One of the curiosities of the sudden re-emergence of stark ideological dividing lines in the Liz Truss era has been the fact that her central policy aim – trying to grow the economy – is not something that Labour would disagree with.
Similarly, for all the reactions of outrage and, at times, genuine surprise at Kwasi Kwarteng’s unofficial budget on Friday, the government’s focus on cutting taxes does not, in the most basic terms, differ that much from Labour’s previous criticism of tax increases under Boris Johnson and Rishi Sunak.
The political dividing lines are shifting at speed, and for all Labour’s largely unspoken delight at facing a government seemingly intent on channelling fiscal giveaways towards the better-off, the party is also wary lest it digs itself into the wrong trench.
Hence the focus on the economy at this week’s Labour conference in Liverpool, and the ways in which Keir Starmer and his shadow chancellor, Rachel Reeves, can present an alternative vision to voters.
An early sign came in Starmer’s interview with the BBC on Sunday morning, in which he committed to reversing the abolition of the top 45p rate of income tax but not the 1p cut to the basic rate.
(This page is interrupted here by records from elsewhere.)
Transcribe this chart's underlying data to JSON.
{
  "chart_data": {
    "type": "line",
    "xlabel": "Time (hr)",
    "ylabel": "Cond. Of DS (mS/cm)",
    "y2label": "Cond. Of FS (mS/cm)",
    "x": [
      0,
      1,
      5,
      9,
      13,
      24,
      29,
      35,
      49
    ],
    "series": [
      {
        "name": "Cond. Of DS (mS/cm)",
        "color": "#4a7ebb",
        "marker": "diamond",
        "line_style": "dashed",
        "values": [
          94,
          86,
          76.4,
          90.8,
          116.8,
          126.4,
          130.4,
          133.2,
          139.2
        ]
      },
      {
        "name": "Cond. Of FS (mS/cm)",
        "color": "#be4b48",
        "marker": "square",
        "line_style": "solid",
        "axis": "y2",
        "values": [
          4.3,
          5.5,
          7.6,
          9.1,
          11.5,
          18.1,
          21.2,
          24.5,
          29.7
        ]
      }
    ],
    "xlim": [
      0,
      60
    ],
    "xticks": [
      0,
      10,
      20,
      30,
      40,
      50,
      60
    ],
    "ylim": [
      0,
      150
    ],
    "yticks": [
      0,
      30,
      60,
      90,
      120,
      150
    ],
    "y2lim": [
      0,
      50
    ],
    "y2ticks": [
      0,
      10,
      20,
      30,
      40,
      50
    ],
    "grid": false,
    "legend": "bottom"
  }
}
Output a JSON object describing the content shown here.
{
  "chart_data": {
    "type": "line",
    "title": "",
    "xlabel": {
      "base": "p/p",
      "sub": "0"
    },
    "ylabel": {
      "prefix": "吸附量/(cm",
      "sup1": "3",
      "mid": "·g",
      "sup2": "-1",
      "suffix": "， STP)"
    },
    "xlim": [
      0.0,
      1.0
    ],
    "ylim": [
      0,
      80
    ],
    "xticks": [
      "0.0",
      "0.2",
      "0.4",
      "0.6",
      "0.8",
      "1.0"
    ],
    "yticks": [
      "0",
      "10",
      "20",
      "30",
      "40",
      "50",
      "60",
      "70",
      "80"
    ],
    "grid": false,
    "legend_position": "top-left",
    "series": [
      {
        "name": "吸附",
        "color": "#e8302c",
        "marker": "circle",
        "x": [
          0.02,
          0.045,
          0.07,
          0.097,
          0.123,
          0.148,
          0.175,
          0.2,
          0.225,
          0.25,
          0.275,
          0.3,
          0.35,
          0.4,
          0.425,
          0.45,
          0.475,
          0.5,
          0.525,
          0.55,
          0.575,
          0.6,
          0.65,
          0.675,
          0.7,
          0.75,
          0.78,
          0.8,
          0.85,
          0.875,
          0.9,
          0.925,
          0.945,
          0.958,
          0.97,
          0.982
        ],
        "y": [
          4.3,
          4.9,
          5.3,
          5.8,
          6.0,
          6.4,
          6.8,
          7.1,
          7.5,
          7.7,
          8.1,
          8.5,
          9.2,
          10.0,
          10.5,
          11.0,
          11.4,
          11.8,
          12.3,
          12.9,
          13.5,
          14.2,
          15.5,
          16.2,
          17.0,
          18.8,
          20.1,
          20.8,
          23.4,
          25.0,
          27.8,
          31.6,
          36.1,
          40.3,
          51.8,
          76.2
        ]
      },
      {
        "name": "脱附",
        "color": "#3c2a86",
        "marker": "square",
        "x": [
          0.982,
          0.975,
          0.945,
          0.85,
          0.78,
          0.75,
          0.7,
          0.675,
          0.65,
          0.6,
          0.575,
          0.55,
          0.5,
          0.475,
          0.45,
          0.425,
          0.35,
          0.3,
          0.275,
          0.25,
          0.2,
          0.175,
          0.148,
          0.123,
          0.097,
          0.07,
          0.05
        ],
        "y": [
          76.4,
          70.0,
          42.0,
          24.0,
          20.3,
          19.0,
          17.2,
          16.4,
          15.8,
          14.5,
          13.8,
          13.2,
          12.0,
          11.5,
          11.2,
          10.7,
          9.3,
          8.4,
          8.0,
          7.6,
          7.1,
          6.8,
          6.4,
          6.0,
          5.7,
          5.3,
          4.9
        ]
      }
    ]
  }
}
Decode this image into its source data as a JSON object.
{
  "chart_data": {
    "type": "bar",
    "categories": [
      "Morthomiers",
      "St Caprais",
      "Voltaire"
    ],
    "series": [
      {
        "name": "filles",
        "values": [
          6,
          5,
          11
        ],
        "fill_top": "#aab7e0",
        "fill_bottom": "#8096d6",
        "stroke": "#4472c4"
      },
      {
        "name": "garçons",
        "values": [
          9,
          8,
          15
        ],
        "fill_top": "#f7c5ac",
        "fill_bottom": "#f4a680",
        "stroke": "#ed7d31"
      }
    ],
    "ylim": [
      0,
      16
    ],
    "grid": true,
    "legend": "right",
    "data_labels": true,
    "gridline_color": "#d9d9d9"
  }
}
Half an hour earlier, Andy Burnham, the Labour mayor of Greater Manchester, had argued that both should go, saying there were better ways of targeting help to poorer people than a basic-rate tax cut benefiting everyone.
Economically, Burnham is most probably correct, but politically, Starmer’s position has some logic. Going into an election, a Conservative attack of “you want to increase taxes on the rich” is hardly as resonant as one saying “you want to increase taxes on everyone”.
The second half of this equation, to be spelled out by Reeves on Monday in perhaps the most important speech of the conference, is to set out an alternative vision for growing the economy. And this is where the dividing lines perhaps become more simple.
Reeves is to stress the importance of strong public services, not least the NHS and education. Echoing Truss’s repeated leadership campaign claims about her supposedly failing comprehensive school, Reeves told the Guardian in an interview before her speech that her school used prefab huts for sixth-form buildings.
Most voters would probably agree that public services have deteriorated since 2010, when David Cameron’s coalition government set out on its course of brutal austerity spending cuts, which were mainly outsourced to local authorities.
Johnson declared the era of austerity over, promising a new era of levelling up, however modestly this was funded. Truss and her chancellor have just delivered £45bn of tax cuts, which are intended to be permanent.
Despite Downing Street’s stated insouciance over soaring public debt, Kwarteng has committed to cutting it as a share of GDP before too long, and something has to give. It is thus not a surprise that some are predicting a new round of spending cuts.
Labour believe that most voters would happily pay more in taxes, especially if largely confined to corporations and richer individuals, in return for better public services. Most polling seems to support this idea, so as a winter looms in which the NHS could face its worst crisis for years, and with train services crumbling and the country in the grip of an energy crisis, raising the spectre of renewed austerity could be even more effective.